Ku arahkan lampu sorot dari handphone ku ke wajahnya. Aku sudah menyiapkan seluruh nyali dan tenagaku untuk berjaga-jaga bila aku memerlukannya. Berapa terkejutnya aku, pandangan mataku jatuh pada sosok yang sudah ku kenal sebelumnya meski kami tak saling akrab, aku telah mengenalnya lama. Bukan hanya terkejut, namun aku juga menahan rasa malu yang luar biasa saat ku tahu orang yang datang malam ini ke rumahku adalah atasanku sendiri.
“Apa ini kebiasaanmu Nona Ji Won? Kau berani memeluk orang sembarangan?”
Wajah ini memerah karena menahan malu yang luar biasa. Aku tak mampu lagi menghadapi kepala editorku saat ini. Aku terlalu jengah untuk mengakui kebodohan ku padanya. Pasrah, itulah yang bisa ku lakukan untuk saat ini. Hanya dengan cara itulah aku mampu menghadapi atasanku yang sedang murka ini.
“Maafkan aku Pak Kwon, aku menganggap Bapak adalah Seo Jin!” jelas ku terbata-bata. Lalu aku menghembuskan napas dengan kasar ke sembarang arah. Aku sungguh malu atas sikapku, dan aku menyadari betapa bodohnya aku.
“Sekarang tunjukkan padaku, di mana letak sakelar meteran listriknya?” tegur Kwon Yu Bin setengah memarahiku. Bisa kulihat dari sorot matanya, aku menangkap sebuah kemurkaan dari kedua bola matanya. Ini semua memang salahku. Aku yang menyebabkan ia kemari malam-malam untuk hal yang tak penting baginya.

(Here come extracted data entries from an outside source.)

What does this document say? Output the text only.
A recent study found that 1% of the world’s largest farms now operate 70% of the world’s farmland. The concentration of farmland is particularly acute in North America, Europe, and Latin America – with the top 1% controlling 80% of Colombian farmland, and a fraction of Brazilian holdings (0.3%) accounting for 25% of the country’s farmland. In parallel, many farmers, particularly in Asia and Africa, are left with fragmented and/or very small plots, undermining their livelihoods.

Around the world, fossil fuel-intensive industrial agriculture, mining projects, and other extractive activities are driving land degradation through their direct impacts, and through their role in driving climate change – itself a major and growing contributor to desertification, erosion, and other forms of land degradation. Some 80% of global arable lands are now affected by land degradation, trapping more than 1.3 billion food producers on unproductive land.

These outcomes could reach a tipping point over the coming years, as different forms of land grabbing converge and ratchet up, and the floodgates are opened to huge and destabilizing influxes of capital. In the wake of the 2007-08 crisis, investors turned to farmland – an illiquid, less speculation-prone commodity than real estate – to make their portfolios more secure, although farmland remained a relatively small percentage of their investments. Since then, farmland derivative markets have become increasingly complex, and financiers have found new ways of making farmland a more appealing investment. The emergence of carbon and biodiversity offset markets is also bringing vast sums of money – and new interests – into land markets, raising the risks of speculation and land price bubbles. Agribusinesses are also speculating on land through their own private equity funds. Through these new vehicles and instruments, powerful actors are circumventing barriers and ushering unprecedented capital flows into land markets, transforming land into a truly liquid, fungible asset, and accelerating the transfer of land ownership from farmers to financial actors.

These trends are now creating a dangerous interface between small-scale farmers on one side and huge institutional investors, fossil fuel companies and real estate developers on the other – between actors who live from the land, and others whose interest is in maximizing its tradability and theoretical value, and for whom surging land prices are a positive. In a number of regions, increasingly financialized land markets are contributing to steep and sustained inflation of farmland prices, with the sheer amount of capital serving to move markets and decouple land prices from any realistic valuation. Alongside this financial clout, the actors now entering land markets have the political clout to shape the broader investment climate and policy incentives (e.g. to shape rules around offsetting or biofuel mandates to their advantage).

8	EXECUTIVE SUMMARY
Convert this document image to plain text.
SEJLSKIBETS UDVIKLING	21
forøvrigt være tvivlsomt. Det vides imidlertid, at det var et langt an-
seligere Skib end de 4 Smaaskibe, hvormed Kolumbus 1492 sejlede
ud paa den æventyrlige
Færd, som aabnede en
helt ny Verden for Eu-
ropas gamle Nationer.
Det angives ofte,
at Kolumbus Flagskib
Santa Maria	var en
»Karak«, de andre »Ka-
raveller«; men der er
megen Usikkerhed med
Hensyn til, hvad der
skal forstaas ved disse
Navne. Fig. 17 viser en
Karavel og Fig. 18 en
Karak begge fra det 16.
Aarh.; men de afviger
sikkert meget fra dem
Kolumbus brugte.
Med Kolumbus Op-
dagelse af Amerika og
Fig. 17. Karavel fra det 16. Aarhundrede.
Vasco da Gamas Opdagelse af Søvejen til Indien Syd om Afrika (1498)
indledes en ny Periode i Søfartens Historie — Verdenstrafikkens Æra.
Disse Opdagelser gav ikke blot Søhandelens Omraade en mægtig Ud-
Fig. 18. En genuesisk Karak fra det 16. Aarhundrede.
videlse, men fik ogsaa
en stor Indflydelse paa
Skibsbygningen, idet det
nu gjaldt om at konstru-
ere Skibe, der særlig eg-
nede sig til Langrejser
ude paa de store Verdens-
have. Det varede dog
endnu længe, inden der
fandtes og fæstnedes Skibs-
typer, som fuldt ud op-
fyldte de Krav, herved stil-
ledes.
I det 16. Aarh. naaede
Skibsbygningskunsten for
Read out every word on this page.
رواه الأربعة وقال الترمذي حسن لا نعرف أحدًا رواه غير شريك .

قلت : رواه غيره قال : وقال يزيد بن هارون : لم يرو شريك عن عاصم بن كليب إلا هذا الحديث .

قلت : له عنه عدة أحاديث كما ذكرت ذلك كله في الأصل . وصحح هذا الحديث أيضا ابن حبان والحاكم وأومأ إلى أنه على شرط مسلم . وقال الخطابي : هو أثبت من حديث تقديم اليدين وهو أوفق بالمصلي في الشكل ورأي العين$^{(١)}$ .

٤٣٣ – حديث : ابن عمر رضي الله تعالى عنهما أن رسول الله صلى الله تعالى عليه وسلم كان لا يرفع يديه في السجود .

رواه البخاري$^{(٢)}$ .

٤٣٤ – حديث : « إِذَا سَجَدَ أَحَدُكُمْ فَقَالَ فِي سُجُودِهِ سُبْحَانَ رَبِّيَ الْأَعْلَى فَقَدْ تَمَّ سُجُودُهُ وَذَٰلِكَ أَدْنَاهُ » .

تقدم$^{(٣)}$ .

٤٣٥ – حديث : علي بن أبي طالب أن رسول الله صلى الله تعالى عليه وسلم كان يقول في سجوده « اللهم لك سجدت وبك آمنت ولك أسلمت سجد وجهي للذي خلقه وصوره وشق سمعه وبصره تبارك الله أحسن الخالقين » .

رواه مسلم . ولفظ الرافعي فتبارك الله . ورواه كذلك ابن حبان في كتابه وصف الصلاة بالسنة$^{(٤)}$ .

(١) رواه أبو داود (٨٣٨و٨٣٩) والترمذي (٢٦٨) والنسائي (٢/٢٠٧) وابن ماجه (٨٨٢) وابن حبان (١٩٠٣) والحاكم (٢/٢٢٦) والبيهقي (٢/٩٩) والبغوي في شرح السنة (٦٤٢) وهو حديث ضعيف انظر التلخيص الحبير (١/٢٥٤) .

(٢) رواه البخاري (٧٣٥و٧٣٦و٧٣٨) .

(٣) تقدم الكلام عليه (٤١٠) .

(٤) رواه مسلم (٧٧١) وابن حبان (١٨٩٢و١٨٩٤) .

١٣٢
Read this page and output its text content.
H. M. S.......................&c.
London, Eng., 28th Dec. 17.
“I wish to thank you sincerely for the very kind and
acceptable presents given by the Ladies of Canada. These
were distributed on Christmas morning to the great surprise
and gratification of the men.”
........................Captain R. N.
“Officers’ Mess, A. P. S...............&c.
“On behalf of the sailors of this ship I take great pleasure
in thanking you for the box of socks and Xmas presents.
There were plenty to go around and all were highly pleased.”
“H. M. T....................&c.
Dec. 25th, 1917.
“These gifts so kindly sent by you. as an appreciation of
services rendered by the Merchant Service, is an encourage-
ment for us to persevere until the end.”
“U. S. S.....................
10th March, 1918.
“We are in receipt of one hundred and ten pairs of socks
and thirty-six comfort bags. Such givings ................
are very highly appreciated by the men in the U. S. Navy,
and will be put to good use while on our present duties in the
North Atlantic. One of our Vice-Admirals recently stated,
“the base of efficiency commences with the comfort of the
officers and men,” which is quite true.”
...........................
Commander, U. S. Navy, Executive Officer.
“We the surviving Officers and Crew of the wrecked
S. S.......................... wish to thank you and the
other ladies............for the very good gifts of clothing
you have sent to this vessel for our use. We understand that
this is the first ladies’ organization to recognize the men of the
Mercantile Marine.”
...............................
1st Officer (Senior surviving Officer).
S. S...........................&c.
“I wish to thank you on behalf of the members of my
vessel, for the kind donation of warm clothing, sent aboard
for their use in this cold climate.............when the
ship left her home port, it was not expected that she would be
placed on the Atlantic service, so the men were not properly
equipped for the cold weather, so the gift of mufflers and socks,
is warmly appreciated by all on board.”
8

Aku mengakui bahwa aku yang salah, aku sembarangan menekan daftar panggilan terbaru tanpa melihat nama yang tertera. Dan aku baru saja teringat, kala itu aku menghubungi Pak Kwon ketika menanyakan alamat restoran yang akan kami gunakan untuk makan malam ketika aku dan Seo Jin dalam perjalanan tersebut. Aku mengutuk diriku sendiri, betapa bodohnya aku. Aku dengan tak tahu malu menyusahkan atasanku untuk hal yang seharusnya tak ia lakukan.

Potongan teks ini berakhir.